Les directeurs de l’ouvrage ont identifié deux tendances lourdes : une maturité technologique grandissante qui permet, au-delà de la simple visualisation, d’exploiter les SIGH dans le développement de nouvelles connaissances sur le passé ; et l’intégration aux SIGH de sources non quantitatives, notamment des documents textuels ou audiovisuels. Afin de démontrer le bien-fondé de cette analyse, les directeurs ont réuni six études de cas riches en cartes et en représentations visuelles diverses. Une bibliographie commentée qui explique l’évolution du domaine, ses aspects techniques, les principaux systèmes accessibles au public sur Internet, et les applications des SIGH à l’histoire agricole et environnementale, à la démographie, aux transports, et même à l’histoire ancienne et médiévale, vient compléter le portrait d’ensemble.

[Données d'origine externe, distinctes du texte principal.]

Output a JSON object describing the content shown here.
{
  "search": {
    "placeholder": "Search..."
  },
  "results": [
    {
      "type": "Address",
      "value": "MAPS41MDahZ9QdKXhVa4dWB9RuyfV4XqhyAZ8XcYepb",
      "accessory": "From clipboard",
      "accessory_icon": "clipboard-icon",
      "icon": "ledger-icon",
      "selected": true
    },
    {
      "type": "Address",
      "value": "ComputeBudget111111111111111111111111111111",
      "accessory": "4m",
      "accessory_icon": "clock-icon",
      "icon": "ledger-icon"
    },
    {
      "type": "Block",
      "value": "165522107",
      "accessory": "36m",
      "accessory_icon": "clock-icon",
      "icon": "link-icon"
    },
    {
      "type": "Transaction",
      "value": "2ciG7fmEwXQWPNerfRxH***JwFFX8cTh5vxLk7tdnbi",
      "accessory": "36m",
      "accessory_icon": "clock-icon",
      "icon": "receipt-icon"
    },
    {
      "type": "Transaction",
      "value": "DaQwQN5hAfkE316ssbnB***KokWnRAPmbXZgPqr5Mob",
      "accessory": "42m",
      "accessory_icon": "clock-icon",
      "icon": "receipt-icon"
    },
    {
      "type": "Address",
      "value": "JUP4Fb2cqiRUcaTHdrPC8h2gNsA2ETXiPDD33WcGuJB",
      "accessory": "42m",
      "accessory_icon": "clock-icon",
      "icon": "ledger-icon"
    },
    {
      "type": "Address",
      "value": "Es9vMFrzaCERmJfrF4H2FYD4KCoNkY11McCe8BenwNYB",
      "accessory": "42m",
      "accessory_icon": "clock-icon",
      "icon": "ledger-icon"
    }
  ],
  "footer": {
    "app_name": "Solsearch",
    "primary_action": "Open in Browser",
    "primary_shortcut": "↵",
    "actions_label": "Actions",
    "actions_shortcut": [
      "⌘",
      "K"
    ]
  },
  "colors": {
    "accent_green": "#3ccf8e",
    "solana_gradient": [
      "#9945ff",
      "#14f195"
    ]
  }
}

Les trois premières études de cas présentent des projets d’histoire sociale quantitative dans lesquels des données géolocalisées sont croisées avec d’autres sources pour élucider une question d’intérêt historique. Il s’agit d’applications classiques des SIGH, pour lesquelles les principaux enjeux techniques (notamment la gestion de données compilées pour des régions dont les frontières changent avec le temps) ont déjà été résolus et où le SIGH joue un rôle de soutien dans le processus d’analyse. Dans le plus révélateur des trois essais, Robert M. Schwartz et Thomas Thévenin comparent le développement du réseau ferroviaire et l’évolution de la production agricole dans la France et la Grande-Bretagne de la période 1850-1914 afin de mesurer les influences relatives, sur les stratégies de production, de la distance séparant une communauté rurale de la gare la plus proche, de la géomorphologie des terres et des taxes sur les importations. Andrew A. Beveridge quantifie l’évolution spatio-temporelle d’un phénomène connu : la ségrégation de la population afro-américaine dans certains quartiers des grandes villes du nord des États-Unis entre 1880 et 2010. Enfin, Niall Cunningham combine des données de recensement et une liste des décès reliés aux violences interconfessionnelles en Irlande du Nord pour identifier les sites les plus dangereux pour les Catholiques ou pour les Protestants. Dans tous les cas, les résultats sont probants et n’auraient pu être obtenus, sans l’aide d’un SIGH, qu’au prix d’efforts considérables.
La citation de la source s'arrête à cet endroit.